His resolve to travel third-class from Calcutta may not have become as celebrated as his resistance to being expelled from a first-class compartment on the other side of the Indian Ocean nearly nine years earlier. But it’s not far-fetched to see it as a turning point that’s equally laden with portents. If he hadn’t crossed the social divide in his own mind and heart before, he did so now. It wasn’t a political gesture, something done to attract attention, for no one was paying him any except Gokhale, who, after reacting incredulously to the unheard-of notion of an upper-caste lawyer in third class, finally was touched by Gandhi’s earnestness, so touched he accompanied his protégé to the station, bringing him some food for the journey and saying, “I should not have come if you had gone first-class but now I had to.” That, at least, was the way Gandhi remembered his send-off. Gokhale’s admiration for his would-be apprentice, who was only three years younger, grew into a kind of reverence. “
A purer, a nobler, a braver and more exalted spirit,” he would tell a crowd of Punjabis in 1909, while Gandhi was still in South Africa, “has never moved on the earth.”

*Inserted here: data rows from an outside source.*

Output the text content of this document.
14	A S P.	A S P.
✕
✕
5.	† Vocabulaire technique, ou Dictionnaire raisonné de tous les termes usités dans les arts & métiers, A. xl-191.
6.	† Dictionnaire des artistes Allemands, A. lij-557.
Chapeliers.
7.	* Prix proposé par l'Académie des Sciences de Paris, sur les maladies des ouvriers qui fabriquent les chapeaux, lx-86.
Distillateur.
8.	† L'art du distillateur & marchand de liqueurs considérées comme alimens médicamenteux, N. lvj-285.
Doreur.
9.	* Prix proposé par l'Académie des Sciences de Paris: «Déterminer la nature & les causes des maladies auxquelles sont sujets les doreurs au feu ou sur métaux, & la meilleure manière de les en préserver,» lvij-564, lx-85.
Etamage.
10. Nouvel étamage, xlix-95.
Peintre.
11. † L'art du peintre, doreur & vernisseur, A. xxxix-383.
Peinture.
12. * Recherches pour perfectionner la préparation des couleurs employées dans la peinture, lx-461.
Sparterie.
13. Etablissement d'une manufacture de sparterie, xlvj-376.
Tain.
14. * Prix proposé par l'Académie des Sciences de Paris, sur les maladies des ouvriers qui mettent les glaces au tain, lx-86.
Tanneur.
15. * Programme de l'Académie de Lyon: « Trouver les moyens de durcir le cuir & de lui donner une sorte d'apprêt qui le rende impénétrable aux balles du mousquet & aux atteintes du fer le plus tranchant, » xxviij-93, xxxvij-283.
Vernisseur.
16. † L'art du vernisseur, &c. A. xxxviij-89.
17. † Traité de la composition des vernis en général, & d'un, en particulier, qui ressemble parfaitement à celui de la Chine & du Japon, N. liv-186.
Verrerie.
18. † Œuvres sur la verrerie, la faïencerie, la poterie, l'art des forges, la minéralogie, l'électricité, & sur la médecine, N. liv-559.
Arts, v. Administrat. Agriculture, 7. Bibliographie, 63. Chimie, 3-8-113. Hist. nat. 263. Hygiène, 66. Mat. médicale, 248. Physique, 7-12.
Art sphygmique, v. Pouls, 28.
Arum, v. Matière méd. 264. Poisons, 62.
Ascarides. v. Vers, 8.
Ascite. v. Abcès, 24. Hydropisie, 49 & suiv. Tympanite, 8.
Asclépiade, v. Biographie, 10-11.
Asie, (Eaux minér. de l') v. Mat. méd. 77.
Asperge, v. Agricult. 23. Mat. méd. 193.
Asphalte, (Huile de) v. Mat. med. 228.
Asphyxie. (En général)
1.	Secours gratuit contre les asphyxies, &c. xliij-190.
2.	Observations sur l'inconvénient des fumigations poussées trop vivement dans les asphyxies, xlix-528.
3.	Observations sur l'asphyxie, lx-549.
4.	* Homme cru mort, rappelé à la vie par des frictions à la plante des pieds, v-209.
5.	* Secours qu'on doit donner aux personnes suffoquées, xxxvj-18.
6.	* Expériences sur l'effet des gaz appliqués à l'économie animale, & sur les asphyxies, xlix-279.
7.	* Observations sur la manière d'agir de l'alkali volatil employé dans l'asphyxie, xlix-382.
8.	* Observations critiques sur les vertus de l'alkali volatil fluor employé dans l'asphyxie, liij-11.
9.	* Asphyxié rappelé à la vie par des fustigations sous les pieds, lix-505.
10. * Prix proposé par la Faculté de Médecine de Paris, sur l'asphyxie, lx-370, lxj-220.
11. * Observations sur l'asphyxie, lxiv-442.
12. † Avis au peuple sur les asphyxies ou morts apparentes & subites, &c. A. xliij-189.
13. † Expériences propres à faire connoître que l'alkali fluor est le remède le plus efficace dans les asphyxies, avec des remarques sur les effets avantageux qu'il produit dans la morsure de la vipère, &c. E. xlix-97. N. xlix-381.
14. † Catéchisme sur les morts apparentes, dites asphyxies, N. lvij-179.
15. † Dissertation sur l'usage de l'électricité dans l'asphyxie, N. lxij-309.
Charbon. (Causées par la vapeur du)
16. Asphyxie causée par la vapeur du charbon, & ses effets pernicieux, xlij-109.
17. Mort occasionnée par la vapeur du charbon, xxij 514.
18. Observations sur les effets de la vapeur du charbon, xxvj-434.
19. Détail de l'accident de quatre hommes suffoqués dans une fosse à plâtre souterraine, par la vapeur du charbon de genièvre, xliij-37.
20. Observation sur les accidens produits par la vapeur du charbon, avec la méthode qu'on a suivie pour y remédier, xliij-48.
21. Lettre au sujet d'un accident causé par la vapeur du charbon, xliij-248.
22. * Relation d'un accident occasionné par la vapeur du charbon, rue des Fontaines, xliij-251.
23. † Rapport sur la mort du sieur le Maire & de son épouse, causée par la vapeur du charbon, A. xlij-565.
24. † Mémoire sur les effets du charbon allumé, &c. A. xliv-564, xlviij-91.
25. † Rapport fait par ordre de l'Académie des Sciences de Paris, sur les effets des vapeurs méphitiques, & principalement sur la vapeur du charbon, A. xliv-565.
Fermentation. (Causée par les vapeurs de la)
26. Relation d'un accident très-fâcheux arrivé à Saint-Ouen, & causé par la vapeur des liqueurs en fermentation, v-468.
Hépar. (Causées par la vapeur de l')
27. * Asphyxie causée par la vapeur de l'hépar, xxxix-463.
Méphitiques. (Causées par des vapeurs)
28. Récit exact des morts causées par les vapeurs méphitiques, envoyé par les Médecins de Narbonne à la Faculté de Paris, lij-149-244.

After that trip across India in early 1902, Gandhi made it a rule—it might even be called a fetish—always to travel third-class in India (even when, as sometimes happened in later years, the railway laid on entire cars and even trains for the exclusive use of his entourage, inspiring the poet
Sarojini Naidu’s loving jibe: “
You will never know how much it costs us to keep that saint, that wonderful old man, in poverty”). On this first outing, he found the noise unbearable, the habits of the passengers disgusting, their language foul. Chewing betel and tobacco, they “
converted the whole carriage into a spittoon,” he said. Getting into “intimate touch” with Indian humanity proved to be a nasty experience, but, Pyarelal wrote, “
in retrospect, Gandhi even enjoyed it.” Presumably he means that Gandhi got a kick out of the thought that he was doing
something completely original for an aspiring Indian politician. In South Africa, he noted, third-class accommodations, used mainly by blacks, were more comfortable with cushioned rather than hard wooden seats and railway officials not as completely indifferent to overcrowding as they were in India. But in South Africa he had mostly traveled first-class until then. Merging with
indentured Indians there wasn’t yet part of his program, and they weren’t often on trains; merging with blacks never occurred to him.